Bonds with a face value of \$100,000 and a maturity of five years and a yield of 10% were issued at a price of \$107,722, or a premium of \$7,722, according to the pro forma balance sheet in our article on bonds issued at a premium.

## The effective interest method of premium amortization is outlined in the table below.

Cash interest expenditure is reduced on a periodic basis thanks to premium amortization, which follows the same format as the discount amortization plan above illustration.

Interest paid in Column 2 is calculated by multiplying the bonds’ carrying value at the start of the period by the semiannual yield rate at the time of issue (in this case, 5%).

Column 4’s premium amortization is the sum deducted from Column 3’s cash interest. Column 6 shows the decrease in carrying value of the bond due to premium amortization during the period.

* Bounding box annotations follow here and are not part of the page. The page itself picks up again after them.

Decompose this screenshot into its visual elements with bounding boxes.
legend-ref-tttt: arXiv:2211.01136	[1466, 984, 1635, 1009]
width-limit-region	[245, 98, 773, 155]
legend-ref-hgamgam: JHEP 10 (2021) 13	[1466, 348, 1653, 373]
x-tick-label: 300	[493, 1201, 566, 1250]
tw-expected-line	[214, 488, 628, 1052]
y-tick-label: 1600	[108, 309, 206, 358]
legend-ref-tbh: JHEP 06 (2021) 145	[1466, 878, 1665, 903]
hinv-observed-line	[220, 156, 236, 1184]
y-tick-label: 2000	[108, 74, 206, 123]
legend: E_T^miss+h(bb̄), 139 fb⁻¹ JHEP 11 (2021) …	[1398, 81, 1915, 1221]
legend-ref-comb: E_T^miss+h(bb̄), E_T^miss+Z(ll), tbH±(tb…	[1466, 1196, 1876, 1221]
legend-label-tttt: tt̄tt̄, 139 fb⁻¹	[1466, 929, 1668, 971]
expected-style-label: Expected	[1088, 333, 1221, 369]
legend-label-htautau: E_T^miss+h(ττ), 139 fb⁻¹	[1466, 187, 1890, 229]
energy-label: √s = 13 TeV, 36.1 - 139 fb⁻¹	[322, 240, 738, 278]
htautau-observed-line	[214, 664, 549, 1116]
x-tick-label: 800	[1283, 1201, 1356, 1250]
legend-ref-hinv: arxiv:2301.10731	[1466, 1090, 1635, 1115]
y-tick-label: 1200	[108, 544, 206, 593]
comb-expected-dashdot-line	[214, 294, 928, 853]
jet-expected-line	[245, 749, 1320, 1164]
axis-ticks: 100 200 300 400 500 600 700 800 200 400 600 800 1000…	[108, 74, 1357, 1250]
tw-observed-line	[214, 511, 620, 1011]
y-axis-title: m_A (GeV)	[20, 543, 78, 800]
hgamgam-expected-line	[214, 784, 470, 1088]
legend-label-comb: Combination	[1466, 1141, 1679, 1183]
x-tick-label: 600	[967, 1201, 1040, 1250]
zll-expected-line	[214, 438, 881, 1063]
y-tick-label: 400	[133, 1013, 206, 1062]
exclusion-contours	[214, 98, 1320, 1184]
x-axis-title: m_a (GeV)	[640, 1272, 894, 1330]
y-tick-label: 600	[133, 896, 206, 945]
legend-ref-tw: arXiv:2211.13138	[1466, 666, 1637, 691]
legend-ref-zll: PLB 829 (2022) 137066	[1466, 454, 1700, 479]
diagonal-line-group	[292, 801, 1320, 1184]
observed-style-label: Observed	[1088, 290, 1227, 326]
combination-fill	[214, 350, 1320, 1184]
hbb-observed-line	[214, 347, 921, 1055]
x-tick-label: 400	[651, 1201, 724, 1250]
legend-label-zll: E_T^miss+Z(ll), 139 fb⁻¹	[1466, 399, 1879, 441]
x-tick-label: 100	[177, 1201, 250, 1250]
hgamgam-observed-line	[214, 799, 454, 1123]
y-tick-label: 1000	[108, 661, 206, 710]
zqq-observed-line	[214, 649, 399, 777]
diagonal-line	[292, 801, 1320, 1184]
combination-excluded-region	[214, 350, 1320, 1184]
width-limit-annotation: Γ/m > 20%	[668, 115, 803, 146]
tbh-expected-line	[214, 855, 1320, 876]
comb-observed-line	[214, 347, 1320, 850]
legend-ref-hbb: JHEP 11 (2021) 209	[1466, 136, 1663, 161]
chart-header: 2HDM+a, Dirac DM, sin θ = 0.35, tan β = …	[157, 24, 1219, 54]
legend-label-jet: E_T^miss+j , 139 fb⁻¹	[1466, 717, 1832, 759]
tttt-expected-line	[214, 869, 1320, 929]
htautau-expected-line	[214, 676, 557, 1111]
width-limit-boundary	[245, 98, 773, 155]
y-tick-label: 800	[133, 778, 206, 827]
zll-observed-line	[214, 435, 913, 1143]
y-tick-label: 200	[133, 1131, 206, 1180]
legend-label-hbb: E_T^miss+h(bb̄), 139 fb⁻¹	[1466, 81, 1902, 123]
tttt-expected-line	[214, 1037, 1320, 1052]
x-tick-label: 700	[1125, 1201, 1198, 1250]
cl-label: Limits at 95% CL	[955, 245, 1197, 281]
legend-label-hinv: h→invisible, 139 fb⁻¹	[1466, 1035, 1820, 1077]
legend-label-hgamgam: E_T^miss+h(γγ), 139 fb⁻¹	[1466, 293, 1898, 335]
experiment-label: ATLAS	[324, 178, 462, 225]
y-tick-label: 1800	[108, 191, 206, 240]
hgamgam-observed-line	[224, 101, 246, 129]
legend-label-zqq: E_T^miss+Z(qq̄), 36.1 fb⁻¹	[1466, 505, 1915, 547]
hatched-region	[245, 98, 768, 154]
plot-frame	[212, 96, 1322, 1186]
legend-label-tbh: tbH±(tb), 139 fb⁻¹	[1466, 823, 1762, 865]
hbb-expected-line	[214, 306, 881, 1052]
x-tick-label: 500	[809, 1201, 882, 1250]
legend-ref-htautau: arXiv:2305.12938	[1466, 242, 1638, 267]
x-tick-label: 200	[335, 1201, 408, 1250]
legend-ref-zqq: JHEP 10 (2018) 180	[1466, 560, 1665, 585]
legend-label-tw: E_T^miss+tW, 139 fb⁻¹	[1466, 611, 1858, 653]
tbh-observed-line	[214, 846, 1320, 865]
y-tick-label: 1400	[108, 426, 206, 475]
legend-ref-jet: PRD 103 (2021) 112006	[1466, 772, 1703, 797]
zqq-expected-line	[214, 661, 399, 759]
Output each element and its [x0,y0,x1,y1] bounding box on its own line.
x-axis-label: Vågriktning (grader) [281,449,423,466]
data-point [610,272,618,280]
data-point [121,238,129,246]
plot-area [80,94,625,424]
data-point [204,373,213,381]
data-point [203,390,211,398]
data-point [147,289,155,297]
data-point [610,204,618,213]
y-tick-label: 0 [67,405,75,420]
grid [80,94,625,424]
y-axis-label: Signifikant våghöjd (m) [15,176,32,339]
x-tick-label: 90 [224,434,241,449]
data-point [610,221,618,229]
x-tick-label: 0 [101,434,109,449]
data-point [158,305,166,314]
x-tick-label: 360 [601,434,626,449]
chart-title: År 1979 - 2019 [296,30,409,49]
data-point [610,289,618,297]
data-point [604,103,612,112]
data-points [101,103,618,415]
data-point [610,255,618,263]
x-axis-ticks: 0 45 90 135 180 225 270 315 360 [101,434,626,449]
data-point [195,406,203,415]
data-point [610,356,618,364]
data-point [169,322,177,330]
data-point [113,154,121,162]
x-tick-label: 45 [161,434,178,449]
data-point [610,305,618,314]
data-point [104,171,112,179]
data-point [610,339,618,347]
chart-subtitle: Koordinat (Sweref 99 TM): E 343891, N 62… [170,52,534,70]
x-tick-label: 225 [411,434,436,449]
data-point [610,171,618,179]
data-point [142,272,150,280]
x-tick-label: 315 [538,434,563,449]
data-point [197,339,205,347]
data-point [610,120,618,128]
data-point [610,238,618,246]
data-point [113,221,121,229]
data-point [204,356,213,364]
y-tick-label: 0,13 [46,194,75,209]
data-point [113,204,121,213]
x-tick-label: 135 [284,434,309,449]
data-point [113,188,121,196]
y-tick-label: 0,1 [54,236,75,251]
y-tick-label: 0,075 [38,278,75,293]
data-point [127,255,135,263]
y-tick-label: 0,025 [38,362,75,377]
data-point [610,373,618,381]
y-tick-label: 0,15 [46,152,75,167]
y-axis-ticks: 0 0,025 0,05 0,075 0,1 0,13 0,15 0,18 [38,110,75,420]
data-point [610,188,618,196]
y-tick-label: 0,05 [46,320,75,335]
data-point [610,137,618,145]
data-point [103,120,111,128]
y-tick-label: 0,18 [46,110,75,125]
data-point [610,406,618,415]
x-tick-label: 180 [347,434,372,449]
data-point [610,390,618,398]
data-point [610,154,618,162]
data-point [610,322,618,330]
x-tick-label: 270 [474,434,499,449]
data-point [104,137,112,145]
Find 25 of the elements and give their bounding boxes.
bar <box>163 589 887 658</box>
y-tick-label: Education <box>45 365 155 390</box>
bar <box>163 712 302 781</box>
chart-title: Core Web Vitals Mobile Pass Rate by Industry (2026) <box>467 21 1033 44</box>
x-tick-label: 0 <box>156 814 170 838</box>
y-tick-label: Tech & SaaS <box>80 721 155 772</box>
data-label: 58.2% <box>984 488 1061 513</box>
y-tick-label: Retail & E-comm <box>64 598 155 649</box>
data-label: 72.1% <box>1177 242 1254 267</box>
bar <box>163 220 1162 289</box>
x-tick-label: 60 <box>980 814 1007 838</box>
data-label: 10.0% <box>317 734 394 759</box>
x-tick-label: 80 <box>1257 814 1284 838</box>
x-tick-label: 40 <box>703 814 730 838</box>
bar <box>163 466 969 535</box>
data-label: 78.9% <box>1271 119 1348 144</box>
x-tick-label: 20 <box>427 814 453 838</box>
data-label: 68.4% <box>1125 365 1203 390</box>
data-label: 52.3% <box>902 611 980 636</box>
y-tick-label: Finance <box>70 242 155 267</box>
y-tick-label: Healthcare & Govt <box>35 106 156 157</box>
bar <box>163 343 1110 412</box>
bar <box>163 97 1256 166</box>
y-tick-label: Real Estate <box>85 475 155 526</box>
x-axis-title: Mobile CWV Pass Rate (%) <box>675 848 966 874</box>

Similar to the discount scenario, both the straight-line and effective interest techniques result in the same total interest expense throughout the life of the loan. It is spread out in a non-uniform fashion across the time frames.

The effective interest amortization method yields the same discount and premium as the straight-line method. For extremely large bond offerings, however, this variation can become material.

In this scenario, you must utilize effective interest amortization in accordance with generally accepted accounting standards.